Both Smith and Orley R. Bourland Jr., of Walkersville, who ran three bacterial pilot plants at Detrick where anthrax was produced, wrote several weeks ago to Homeland Security Director Tom Ridge, offering their expertise. Smith has followed up with several more letters; Bourland, figuring anthrax fears might interfere with the mail, arranged for his letter to be hand-delivered to a Ridge aide. Neither has received a response.

Bourland says he still has a 1969 Detrick phone directory and a list of all former pilot plant employees, which he compiled 30 years ago in hopes of holding a reunion someday. "That might be useful for the investigation," he said.

Another employee waiting to hear from the FBI is Donald B. Schattenberg, 76, of Frederick, who spent 10 years drying and milling anthrax for the U.S. weapons program. He can talk about the difficulties of spray-drying vs. freeze-drying and the need to refrigerate the milling machine to prevent heat from killing spores - all subjects relevant to the important question of what equipment the terrorist might have used.

'Cookbook' for bioterrorism

Or, consider Bill Walter, 76, of Lake Placid, Fla., a top weapons scientist who says he worked on every batch of anthrax made in Building 470 at Detrick from the first, in the early 1950s, to the last, in 1969. He wrote 35 papers on making weapons of anthrax and other agents, all but two of them classified. In 1970, he spent months reading and categorizing the 6,200 secret papers on bioweapons produced during the 27 years of the U.S. program.

The papers were then shipped for storage to Dugway Proving Ground in Utah and other military facilities, Walter said. It is not clear what has become of them since then, but he fears some may have been routinely declassified - in which case, the anthrax attacker might have gained access to them.

"A lot of us are shook up by this declassification thing," he said. "It would give the terrorists a cookbook."

Some of the papers describe such horrifying methods for mass-scale killing, Walter said, that they should be destroyed to eliminate the possibility of their falling into the wrong hands. Other papers, however, might be useful in the FBI's current quest, he said.

The FBI's investigation had come in for previous criticism, notably for giving its approval to Iowa State University in October to destroy anthrax specimens dating to 1928. Scientists say the specimens might have been valuable in the continuing effort to match the genetic fingerprint of the mailed anthrax with existing stocks to try to pinpoint the source.

The bureau's failure to question the anthrax veterans stands in sharp contrast to its aggressive pursuit last month of three Pakistan-born city officials of Chester, Pa. More than 30 FBI and other federal agents broke down the doors of their houses, conducted an all-day search and questioned the men for hours about anthrax and other biological agents.

The search turned up no anthrax, and the FBI has not charged the men: Dr. Irshad Shaikh, Chester's health commissioner and a part-time faculty associate at the Johns Hopkins Bloomberg School of Public Health; his brother, Dr. Masood Shaikh, who runs a lead poisoning prevention program; and Asif Kazi, the city accountant.
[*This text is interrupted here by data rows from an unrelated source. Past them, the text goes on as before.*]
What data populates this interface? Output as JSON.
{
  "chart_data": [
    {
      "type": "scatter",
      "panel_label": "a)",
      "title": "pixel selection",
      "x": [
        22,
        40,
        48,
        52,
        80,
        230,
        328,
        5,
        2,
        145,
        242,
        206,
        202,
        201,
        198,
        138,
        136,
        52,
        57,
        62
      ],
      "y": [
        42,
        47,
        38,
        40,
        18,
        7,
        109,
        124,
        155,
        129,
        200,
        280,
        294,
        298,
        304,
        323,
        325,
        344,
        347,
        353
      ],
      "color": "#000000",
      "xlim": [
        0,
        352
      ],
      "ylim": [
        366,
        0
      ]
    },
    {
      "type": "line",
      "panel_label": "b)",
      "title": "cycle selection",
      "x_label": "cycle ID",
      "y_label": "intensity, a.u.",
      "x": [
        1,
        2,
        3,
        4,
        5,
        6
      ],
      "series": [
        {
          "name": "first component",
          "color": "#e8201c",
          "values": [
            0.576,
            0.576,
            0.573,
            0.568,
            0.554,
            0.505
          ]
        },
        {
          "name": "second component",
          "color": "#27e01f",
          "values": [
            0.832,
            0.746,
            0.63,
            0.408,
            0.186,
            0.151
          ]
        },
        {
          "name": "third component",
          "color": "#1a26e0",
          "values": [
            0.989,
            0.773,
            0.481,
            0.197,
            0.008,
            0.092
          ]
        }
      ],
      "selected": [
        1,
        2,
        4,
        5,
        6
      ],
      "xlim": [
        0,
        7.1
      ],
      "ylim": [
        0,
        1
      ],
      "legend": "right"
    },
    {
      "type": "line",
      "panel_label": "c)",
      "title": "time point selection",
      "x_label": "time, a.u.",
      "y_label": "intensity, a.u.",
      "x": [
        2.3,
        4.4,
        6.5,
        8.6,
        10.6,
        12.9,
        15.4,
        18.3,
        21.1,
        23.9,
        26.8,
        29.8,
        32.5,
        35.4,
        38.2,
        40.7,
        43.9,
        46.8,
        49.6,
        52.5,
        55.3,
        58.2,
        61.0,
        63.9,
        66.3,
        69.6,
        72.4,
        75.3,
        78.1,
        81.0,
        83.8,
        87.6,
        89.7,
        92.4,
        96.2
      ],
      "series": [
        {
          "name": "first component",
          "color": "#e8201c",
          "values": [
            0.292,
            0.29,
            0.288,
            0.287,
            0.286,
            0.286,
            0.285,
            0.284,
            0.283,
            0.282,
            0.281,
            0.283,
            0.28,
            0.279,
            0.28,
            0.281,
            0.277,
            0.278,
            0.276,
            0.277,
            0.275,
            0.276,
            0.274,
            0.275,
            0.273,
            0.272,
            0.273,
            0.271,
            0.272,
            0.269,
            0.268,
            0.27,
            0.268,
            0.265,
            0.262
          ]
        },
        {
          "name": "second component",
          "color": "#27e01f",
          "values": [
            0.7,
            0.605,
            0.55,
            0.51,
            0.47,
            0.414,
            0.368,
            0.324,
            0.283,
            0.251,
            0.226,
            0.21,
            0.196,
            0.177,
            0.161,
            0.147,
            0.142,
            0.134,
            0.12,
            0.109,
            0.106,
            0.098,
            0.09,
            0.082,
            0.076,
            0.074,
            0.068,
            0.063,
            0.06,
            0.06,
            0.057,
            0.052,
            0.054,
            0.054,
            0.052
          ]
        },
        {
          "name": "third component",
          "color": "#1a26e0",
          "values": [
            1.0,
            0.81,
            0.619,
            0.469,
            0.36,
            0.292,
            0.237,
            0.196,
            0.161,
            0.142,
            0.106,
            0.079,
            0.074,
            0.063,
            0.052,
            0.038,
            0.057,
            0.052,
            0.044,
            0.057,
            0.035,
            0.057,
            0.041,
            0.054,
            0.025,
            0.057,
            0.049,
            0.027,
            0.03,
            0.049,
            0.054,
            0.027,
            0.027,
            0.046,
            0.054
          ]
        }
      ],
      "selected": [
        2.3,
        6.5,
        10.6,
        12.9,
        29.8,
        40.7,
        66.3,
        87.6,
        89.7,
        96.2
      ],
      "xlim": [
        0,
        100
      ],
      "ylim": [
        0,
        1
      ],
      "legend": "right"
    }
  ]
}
The evidence presented by the FBI to get a search warrant is sealed, but friends of the men speculate that they were targeted because they were Pakistani.

Pressure on the FBI to interview veterans may increase in light of a memorandum posted on the Internet at http://fas.org/bwc/news/anthraxpaper.htm by Barbara Hatch Rosenberg, a molecular biologist who heads a working group on bioweapons for the Federation of American Scientists. Her hypothesis, much debated by scientists in the past two weeks, is that "the source of the mailed anthrax, or the information and materials to make it, is a U.S. government program."

Hatch wrote that the "most likely hypothesis" is that the anthrax attacks were carried out by "an American microbiologist who has access to recently weaponized anthrax" or to its recipe "in a U.S. government or contractor lab."